I just started with the ELK stack few weeks ago and have spent time on the tutorial videos, hands-on, etc. I've elasticsearch-2.3.4 and logstash-2.3.4 on a Win7 PC (laptop) with 8GB RAM and 64-bit JDK1.8.
I'm trying a new way of storing my application logs (text files in custom format) and then analysing them with ELK - eventually all the application engineers will have access to the logs via the E or K interfaces. Just to try this out faster I'm initially playing with a 10MB apache log file with about 100,000 lines.
When I use logstash with the file as input and use the metrics filter and COMMONAPACHELOG grok filter and only output the metric to stdout (nothing else in the output), I get a rate_1m of around 3500.

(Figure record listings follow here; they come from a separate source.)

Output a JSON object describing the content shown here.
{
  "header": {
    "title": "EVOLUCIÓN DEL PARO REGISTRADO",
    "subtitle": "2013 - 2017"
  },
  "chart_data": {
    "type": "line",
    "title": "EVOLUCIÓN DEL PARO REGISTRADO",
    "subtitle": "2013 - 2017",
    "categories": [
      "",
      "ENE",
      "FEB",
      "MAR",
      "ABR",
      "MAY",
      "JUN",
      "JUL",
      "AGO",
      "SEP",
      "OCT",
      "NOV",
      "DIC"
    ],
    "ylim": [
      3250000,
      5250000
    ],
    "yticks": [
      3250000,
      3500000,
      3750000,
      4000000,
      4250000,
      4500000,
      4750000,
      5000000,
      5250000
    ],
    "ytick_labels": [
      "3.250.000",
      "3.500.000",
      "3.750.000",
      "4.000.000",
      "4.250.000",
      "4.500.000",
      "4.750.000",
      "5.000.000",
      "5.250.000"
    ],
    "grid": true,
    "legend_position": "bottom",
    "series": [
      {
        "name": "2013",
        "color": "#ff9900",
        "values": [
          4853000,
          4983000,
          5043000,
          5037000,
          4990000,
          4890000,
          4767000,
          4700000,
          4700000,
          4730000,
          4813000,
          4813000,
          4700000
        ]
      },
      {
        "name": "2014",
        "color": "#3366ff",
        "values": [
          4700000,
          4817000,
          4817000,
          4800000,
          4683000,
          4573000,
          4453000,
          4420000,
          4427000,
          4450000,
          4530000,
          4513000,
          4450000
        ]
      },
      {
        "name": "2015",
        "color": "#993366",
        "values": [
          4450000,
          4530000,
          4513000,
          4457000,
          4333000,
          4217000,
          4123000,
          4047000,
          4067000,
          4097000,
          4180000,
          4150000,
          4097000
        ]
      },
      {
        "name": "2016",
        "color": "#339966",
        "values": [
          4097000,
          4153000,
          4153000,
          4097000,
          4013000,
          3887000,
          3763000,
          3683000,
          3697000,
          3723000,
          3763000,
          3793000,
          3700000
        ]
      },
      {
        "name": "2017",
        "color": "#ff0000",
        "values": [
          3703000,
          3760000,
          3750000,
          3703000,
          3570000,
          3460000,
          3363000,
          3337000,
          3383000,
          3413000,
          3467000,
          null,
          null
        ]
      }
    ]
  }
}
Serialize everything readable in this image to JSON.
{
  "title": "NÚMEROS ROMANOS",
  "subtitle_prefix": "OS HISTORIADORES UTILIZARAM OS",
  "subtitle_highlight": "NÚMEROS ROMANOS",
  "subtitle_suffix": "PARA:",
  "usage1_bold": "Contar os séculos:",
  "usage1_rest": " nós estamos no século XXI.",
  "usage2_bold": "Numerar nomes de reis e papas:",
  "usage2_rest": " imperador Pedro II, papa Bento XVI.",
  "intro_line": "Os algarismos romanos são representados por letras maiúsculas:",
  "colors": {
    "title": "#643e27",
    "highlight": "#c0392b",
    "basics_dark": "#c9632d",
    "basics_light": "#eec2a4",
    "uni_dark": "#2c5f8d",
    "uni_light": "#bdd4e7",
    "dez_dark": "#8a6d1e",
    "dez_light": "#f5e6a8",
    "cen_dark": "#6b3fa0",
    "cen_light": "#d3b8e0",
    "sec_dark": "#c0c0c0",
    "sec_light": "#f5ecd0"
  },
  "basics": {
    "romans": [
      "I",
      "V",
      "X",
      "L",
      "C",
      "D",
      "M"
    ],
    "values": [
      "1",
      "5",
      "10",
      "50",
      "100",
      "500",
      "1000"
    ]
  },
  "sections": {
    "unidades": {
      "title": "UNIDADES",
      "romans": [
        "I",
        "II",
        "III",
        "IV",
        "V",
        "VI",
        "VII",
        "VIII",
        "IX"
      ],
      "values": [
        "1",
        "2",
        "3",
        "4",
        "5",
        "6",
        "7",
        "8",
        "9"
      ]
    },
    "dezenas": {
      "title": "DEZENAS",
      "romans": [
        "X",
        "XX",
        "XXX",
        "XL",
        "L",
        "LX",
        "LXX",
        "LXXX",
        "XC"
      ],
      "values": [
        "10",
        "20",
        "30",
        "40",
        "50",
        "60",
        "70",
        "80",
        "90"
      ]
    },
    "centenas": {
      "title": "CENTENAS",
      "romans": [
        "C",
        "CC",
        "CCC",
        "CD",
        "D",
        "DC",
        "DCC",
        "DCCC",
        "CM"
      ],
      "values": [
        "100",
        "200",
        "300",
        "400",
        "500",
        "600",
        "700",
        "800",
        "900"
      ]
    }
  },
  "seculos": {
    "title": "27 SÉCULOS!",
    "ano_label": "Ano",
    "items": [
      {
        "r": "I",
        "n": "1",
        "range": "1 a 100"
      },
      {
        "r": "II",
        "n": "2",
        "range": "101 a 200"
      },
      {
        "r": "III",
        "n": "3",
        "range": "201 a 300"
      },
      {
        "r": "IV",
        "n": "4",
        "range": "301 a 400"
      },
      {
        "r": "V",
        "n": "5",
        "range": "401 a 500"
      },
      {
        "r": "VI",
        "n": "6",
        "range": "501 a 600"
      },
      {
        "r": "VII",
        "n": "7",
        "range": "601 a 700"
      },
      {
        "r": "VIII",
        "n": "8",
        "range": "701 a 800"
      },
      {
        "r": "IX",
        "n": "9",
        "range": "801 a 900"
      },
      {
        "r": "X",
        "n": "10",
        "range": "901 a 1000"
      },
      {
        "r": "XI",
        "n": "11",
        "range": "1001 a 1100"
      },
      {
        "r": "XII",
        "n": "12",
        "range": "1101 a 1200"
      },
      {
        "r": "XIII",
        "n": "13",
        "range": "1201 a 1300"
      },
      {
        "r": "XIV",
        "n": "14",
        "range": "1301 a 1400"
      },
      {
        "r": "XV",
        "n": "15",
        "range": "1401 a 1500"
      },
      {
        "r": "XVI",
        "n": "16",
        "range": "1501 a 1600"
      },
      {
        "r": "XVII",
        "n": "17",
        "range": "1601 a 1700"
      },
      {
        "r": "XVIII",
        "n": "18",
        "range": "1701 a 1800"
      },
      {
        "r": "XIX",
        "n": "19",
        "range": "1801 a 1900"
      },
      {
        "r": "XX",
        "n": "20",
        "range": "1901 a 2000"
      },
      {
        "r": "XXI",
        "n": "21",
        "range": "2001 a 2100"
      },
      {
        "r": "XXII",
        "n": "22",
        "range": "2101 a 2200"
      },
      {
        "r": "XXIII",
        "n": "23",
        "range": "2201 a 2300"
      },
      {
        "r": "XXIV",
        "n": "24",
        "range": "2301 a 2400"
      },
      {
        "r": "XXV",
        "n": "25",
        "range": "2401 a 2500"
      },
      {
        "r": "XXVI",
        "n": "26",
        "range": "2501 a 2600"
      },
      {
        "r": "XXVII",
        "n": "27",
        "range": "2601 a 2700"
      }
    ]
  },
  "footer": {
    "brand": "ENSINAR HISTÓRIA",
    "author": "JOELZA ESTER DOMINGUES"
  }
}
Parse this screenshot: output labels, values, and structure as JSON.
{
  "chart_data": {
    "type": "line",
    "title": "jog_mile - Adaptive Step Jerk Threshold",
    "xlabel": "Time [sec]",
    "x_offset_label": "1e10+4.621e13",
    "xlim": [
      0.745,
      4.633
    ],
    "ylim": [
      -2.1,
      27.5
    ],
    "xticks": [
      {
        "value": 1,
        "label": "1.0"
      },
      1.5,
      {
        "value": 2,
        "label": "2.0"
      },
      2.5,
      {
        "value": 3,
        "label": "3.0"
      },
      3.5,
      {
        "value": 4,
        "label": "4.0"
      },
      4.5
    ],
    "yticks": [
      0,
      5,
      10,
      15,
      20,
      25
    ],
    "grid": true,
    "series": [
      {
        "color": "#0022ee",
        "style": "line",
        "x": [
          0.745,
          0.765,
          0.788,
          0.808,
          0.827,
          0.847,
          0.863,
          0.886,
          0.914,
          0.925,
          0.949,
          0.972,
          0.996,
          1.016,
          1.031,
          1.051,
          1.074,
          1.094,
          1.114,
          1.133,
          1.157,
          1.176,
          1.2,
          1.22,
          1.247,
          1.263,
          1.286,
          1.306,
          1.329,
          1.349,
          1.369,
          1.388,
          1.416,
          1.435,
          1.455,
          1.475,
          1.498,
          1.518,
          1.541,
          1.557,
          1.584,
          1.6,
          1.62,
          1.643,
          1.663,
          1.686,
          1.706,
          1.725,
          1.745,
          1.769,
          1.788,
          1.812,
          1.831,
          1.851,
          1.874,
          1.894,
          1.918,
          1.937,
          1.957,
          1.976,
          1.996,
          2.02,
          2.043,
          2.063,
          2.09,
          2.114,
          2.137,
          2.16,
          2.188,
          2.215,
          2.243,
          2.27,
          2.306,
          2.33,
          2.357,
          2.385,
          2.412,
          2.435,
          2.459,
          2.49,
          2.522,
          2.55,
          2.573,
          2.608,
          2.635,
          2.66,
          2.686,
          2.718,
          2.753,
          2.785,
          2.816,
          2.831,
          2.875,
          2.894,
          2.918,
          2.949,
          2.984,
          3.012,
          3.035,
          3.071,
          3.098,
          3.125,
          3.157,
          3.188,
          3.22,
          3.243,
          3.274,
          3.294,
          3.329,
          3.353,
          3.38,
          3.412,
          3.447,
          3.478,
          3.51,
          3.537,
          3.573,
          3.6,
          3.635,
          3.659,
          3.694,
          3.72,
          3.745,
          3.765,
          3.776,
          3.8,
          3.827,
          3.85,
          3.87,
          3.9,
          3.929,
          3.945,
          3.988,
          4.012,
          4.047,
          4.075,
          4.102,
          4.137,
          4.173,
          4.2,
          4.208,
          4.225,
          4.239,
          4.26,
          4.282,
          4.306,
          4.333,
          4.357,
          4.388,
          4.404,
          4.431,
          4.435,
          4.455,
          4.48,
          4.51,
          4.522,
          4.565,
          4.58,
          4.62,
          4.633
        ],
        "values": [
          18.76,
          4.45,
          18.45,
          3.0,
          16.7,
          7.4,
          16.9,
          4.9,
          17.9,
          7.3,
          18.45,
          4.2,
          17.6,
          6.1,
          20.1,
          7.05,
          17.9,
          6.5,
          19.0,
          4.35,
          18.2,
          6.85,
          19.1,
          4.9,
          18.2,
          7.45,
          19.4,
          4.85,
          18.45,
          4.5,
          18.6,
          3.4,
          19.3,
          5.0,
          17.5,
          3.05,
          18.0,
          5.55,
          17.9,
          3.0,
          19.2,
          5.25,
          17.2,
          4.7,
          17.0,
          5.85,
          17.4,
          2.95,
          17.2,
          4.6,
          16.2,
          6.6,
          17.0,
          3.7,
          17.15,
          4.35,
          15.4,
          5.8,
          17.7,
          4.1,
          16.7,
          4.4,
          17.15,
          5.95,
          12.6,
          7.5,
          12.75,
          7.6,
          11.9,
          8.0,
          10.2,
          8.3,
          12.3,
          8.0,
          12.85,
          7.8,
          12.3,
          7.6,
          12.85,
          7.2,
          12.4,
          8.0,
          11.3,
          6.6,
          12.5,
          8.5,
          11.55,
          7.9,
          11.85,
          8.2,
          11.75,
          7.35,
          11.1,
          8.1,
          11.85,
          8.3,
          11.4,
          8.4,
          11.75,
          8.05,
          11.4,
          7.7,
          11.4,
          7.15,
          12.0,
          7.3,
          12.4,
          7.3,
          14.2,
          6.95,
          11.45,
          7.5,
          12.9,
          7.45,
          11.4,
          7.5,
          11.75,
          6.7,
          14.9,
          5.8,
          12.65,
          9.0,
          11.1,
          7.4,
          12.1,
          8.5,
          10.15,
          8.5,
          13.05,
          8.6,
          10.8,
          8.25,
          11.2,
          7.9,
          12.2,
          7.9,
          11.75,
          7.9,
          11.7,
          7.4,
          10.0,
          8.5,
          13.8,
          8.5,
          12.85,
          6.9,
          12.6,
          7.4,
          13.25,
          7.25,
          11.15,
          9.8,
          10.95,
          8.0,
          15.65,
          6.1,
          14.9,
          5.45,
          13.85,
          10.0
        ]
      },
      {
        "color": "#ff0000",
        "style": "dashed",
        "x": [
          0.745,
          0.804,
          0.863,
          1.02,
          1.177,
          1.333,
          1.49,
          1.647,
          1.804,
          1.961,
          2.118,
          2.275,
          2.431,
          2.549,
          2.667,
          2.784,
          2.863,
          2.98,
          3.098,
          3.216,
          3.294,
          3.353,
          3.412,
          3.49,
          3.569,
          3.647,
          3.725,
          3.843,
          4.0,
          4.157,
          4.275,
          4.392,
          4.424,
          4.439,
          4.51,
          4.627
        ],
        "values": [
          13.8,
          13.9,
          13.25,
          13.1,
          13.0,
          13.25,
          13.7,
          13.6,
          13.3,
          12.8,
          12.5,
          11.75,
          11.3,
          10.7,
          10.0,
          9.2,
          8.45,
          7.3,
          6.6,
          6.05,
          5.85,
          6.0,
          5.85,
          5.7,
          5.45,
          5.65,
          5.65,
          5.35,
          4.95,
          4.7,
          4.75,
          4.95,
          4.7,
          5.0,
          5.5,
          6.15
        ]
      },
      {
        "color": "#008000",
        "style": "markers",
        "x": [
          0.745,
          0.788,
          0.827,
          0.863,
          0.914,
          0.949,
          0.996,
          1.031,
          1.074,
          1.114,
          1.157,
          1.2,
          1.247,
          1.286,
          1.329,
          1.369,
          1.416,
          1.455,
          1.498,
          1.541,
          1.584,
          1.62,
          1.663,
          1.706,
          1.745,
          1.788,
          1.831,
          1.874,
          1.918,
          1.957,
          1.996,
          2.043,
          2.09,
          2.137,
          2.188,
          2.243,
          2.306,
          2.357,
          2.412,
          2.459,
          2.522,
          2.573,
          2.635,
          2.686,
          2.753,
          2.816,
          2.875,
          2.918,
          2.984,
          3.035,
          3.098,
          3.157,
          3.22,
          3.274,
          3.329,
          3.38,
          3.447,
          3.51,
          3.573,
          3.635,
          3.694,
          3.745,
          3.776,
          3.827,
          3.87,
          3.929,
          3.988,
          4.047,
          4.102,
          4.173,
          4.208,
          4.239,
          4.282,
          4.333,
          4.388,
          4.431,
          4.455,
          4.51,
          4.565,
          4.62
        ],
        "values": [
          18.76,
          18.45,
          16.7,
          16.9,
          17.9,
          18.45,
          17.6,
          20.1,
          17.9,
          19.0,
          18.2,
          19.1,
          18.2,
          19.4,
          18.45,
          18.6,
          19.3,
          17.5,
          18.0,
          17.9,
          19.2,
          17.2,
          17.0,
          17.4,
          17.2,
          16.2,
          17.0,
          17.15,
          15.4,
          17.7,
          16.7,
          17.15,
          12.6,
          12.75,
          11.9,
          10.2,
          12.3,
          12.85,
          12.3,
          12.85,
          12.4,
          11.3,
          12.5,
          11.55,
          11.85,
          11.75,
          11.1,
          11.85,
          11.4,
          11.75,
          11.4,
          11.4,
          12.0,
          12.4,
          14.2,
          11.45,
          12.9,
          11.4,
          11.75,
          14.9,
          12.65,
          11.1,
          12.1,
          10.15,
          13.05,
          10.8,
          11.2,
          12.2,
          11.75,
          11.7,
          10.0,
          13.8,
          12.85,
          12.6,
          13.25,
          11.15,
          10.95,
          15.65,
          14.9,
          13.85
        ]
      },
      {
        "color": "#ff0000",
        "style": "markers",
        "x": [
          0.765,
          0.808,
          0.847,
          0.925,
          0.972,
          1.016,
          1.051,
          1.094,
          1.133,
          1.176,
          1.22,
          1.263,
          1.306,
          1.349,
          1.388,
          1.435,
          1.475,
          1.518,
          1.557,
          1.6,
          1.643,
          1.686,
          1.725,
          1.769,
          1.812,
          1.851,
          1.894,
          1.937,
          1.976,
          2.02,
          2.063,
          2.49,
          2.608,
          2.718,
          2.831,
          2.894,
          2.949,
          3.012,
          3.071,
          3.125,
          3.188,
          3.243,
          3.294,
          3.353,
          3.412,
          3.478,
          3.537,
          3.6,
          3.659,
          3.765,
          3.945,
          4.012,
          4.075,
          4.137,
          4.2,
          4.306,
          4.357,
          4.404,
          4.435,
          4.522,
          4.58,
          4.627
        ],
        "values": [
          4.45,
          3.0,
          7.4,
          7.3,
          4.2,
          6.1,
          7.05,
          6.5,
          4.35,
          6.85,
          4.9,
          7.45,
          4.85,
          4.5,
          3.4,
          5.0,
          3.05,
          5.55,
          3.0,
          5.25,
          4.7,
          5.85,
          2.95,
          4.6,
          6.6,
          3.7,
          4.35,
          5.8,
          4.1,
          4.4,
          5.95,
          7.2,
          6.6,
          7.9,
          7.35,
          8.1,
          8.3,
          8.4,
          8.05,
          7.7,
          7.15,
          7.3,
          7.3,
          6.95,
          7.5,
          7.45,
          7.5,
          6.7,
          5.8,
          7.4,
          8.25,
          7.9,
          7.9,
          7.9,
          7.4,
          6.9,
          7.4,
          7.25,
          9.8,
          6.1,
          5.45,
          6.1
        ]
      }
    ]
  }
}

When I add elasticsearch (running on same PC) to the output of logstash, the rate_1m drops to between 200 & 300. I tried configuring elasticsearch with mlockall, ES_HEAP_SIZE of 2G, 3G (4G failed to allocate) - the performance varies between 200 & 300 with no significant change with heap changes.
My questions:
-
In my opinion, 3500 is poor performance of logstash. A perl script achieves a per minute performance of 6,000,000 on my machine for a similar match pattern and no output. Is this the performance I can expect for all the extra functionality offered by logstash?
-
Assuming I'm OK with performance around 3500 for my application, 200 is just too much of a performance drop when I add elasticsearch to the mix. The PC is definitely not loaded when this is running, CPU hovers between 25 to 75% usage, total disk IO is below 10MB/s - the PC can easily do 30-40MB/s. So, system resources are not the bottleneck here. What am I doing wrong and how can I improve this rate?